Evan menerima kertas itu dengan senang hati. Ia mengucapkan terima kasih kepada Liera dan berjanji akan menghubunginya nanti.
Setelah semua kelas selesai, Liera dan teman sekamarnya, tiba dikamar mereka, bergantian membersihkan diri. Saat Liera sedang asyik dengan kegiatannya, tiba-tiba ponselnya berdering. Ada notifikasi dari Instagram dan juga WhatsApp.
Notifikasi Instagram berasal dari akun Kai, teman yang ia dan Liera temui saat mengerjakan tugas kelompok beberapa waktu lalu. Kai mengajak Liera dan teman-temannya, termasuk Elara, untuk makan malam bersama. Ia juga sekalian ingin meminta bantuan mereka untuk tugas videonya.
Liera dengan senang hati membalas pesan Kai. "Oke, Kai! Aku dan Elara mau makan di warung sate dekat sini. Ketemu di sana ya!" balas Liera.
Tak lama kemudian, ada pesan WhatsApp dari Evan. Cowok itu meminta Liera untuk menyimpan nomor teleponnya. Liera menurut dan segera menyimpan nomor Evan di ponselnya.
Selesai membersihkan diri, Liera bersiap-siap untuk pergi makan malam bersama teman-temannya. Ia sudah tidak sabar ingin menikmati sate yang lezat, Liera juga ingin berbagi cerita dengan teman-temannya.
Liera dan Elara tiba di warung sate. Kai dan Leo sudah duduk di salah satu meja.
"Hai, guys!" sapa Liera.
"Hai, Liera! Elara!" balas Kai dan Leo.
"Kalian sudah pesan?" tanya Elara.
"Udah nih. Kalian mau pesan apa?" tanya Leo.
"Kita pesan sate ayam aja deh," jawab Liera.
Elara mengangguk setuju. "Sate ayam dua ya, Mas!" pesan Elara kepada pelayan.
"Oke, siap!" jawab pelayan.
Sambil menunggu pesanan datang, Kai membuka percakapan. "Oh ya, guys, gue mau minta bantuan kalian nih buat tugas video gue."

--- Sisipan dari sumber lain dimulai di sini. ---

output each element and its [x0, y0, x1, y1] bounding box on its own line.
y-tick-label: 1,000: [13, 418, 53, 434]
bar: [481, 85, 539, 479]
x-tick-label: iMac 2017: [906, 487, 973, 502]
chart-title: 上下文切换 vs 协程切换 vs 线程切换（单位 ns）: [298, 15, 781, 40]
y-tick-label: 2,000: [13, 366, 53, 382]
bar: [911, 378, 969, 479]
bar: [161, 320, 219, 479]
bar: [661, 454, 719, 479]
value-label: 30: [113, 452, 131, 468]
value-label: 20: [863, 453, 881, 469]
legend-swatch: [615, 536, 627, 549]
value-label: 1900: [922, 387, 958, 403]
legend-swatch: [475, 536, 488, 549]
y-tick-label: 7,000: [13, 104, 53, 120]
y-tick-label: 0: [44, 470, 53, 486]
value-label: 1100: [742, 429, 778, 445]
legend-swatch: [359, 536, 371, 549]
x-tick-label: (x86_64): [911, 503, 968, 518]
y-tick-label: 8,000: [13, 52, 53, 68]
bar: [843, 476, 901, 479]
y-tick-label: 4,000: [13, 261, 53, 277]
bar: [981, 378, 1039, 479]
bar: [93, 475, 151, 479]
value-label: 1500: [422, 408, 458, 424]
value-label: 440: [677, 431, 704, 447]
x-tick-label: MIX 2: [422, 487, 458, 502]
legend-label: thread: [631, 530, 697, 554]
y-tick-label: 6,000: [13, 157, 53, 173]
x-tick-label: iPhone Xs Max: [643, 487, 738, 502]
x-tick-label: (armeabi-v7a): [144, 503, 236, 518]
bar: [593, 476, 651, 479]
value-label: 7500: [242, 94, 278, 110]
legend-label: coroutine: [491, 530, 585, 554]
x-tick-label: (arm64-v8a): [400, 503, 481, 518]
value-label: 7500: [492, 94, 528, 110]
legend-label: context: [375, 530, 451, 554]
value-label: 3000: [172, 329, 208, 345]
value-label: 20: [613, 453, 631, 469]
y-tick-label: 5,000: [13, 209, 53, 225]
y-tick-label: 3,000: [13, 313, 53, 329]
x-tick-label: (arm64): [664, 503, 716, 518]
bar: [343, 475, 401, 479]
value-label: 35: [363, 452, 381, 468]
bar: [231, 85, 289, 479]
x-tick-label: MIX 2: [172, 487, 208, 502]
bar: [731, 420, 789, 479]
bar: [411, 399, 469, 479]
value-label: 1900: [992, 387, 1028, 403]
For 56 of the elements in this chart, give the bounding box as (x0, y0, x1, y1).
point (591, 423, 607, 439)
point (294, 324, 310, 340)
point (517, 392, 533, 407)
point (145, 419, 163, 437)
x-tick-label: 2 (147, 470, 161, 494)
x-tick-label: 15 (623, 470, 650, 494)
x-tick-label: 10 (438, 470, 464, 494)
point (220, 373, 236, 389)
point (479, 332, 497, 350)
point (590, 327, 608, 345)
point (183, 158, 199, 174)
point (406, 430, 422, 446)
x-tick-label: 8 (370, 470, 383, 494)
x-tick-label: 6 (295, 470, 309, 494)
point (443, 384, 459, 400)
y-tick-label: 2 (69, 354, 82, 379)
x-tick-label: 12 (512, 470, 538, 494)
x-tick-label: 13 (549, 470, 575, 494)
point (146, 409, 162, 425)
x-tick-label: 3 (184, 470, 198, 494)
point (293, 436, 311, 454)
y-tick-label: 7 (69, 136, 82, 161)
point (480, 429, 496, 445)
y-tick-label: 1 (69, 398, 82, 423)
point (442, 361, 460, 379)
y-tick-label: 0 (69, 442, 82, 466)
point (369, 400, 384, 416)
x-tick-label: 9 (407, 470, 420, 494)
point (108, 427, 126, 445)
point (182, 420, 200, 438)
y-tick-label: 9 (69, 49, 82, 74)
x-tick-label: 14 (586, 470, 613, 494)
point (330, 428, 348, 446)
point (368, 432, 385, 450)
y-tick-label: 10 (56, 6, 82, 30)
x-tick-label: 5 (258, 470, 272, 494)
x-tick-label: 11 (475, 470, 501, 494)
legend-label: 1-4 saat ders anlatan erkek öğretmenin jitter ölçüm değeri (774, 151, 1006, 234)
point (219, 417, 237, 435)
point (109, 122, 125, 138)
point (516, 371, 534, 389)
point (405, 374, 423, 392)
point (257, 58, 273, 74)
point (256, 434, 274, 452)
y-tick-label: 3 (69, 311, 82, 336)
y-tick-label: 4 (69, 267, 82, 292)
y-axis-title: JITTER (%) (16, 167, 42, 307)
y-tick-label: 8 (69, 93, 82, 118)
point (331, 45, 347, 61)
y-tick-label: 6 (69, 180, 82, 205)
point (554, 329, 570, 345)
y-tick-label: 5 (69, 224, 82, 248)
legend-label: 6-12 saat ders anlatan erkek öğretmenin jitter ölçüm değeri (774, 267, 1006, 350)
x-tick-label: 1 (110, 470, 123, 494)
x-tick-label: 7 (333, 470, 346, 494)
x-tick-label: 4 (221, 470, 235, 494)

"Tugas video yang mana?" tanya Liera.
"Yang tentang kuliner Indonesia. Gue butuh beberapa footage buat video gue," jelas Kai.
"Oh, yang itu. Boleh deh, nanti kita bantu," jawab Elara.
"Nah, kebetulan banget nih kita lagi di warung sate. Kita bisa sekalian ambil gambar di sini," kata Kai.
"Bener juga. Oke deh, nanti kita bantu atur jadwalnya," timpal Liera.
Tak lama kemudian, pesanan mereka datang. Sate ayam yang mengepul dengan aroma yang menggugah selera sudah tersaji di meja mereka.
"Wah, ini sih enak banget kayaknya," kata Leo sambil mengamati sate ayam di depannya.
"Pasti dong. Ini kan warung sate langganan gue," ujar Kai.
Mereka pun mulai menyantap sate ayam dengan lahap. Sambil makan, mereka mengobrol tentang banyak hal, mulai dari tempat kursus masing-masing hingga gombalan-gombalan receh dari Leo untuk Elara.
"Elara, kamu kok cantik banget sih malam ini?" puji Leo.
"Ah, bisa aja kamu," jawab Elara sambil tersipu malu.
"Kamu tuh emang selalu cantik, Elara. Mau diapain juga tetep aja cantik," gombal Leo lagi.
"Leo, udah deh, jangan gombal terus. Mendingan makan satenya," kata Kai sambil geleng-geleng kepala.
"Iya, nih, Leo. Gombalnya nanti aja lagi," timpal Liera.
Leo hanya nyengir dan kembali fokus pada makanannya. Sementara itu, Kai dan Liera hanya bisa menggelengkan kepala melihat tingkah laku Leo.
Setelah selesai makan, mereka berdiskusi tentang jadwal pengambilan gambar untuk tugas video Kai. Mereka sepakat untuk melakukan pengambilan gambar di beberapa tempat kuliner lainnya di lain hari.
"Oke deh, guys. Makasih ya udah mau bantu gue buat tugas video ini," kata Kai.
"Sama-sama, Kai," jawab Liera dan Elara.
"Kalau gitu, kita duluan ya. Udah malam nih," pamit Leo.
"Oke, hati-hati di jalan," kata Kai.
Liera dan Elara juga berpamitan dan mereka pun berpisah untuk kembali ke tempat masing-masing.